Derniers articles publiés

Politique monétaire : la BCE confirme le cap

Revue de presse 27.07.2018

Au lendemain de la rencontre entre les présidents américain et de la Commission européenne sur les questions commerciales, c'est au tour du président de la Banque centrale européenne d'annoncer la direction. Mario Draghi a confirmé la fin progressive de la politique monétaire expansionniste, sans préciser la date d'un éventuel redressement des taux directeurs.

Siège de la Banque centrale européenne à Francfort

Siège de la Banque centrale européenne à Francfort - Crédits : ollo / iStock

Des annonces volontairement imprécises

Deux informations retiennent l'attention des médias quant aux annonces de la Banque centrale de la zone euro.
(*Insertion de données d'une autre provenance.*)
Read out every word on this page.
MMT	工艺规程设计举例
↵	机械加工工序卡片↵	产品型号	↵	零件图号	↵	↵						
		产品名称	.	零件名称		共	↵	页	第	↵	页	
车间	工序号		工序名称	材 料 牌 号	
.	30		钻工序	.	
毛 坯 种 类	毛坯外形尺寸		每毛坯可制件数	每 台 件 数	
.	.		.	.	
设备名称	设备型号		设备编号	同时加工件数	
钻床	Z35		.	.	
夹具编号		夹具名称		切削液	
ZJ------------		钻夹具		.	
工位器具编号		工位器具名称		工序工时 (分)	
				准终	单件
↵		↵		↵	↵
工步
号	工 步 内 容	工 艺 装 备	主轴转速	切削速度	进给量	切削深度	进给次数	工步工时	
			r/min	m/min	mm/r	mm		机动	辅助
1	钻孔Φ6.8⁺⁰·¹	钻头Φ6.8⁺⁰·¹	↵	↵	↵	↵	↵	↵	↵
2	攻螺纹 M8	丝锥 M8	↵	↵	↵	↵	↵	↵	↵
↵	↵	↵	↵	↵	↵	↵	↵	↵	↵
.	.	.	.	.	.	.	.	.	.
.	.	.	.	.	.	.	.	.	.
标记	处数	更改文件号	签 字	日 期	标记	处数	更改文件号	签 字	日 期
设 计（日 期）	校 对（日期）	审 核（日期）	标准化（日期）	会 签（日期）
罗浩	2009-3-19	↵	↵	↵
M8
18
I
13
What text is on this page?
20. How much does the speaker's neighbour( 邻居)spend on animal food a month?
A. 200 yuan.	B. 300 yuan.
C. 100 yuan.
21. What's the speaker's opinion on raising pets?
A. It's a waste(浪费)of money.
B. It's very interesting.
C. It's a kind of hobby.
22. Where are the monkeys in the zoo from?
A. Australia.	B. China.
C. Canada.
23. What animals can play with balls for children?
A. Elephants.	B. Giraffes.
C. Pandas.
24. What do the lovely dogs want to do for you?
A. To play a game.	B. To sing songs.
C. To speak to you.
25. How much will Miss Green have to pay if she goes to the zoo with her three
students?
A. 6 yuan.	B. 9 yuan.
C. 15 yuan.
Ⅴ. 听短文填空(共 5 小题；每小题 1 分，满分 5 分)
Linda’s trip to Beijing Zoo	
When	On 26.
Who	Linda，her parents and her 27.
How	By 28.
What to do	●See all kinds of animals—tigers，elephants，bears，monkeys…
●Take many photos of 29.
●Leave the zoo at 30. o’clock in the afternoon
En premier lieu, le fait que "l'institution gardienne de l'euro a confirmé jeudi [26 juillet] la fin anticipée de son programme de rachats d'actifs à la fin de l'année", commente La Croix. Lancée en janvier 2015, cette mesure également appelée "Quantitative easing" (QE) visait à éloigner le risque de déflation, dont la baisse de prix et le report des décisions d'achat menaçait de freiner durablement l'économie européenne.

BFM Business rappelle ainsi que depuis ses débuts, "le QE a permis à la BCE de déverser à ce jour près de 2 500 milliards d'euros de liquidités sur le marché". Mais avec le retour, certes fragile, de l'inflation et de la croissance en 2018, l'institution financière a prévu d'y mettre fin progressivement. Selon Les Echos, la baisse annoncée fera passer le "volume actuel de 30 milliards d'euros par mois, à 15 milliards d'euros à partir d'octobre avant d'y mettre un terme en fin d'année".

Autre décision attendue : la remontée des taux d'intérêt, dont l'objectif serait également de stabiliser l'inflation. Sur ce point, le président de la BCE Mario Draghi a "repris la formulation vague utilisée il y a six semaines lors de la dernière réunion du conseil", rapportent Les Echos. Les taux seront ainsi "maintenus à leurs bas niveaux actuels 'au moins jusque l'été 2019' ".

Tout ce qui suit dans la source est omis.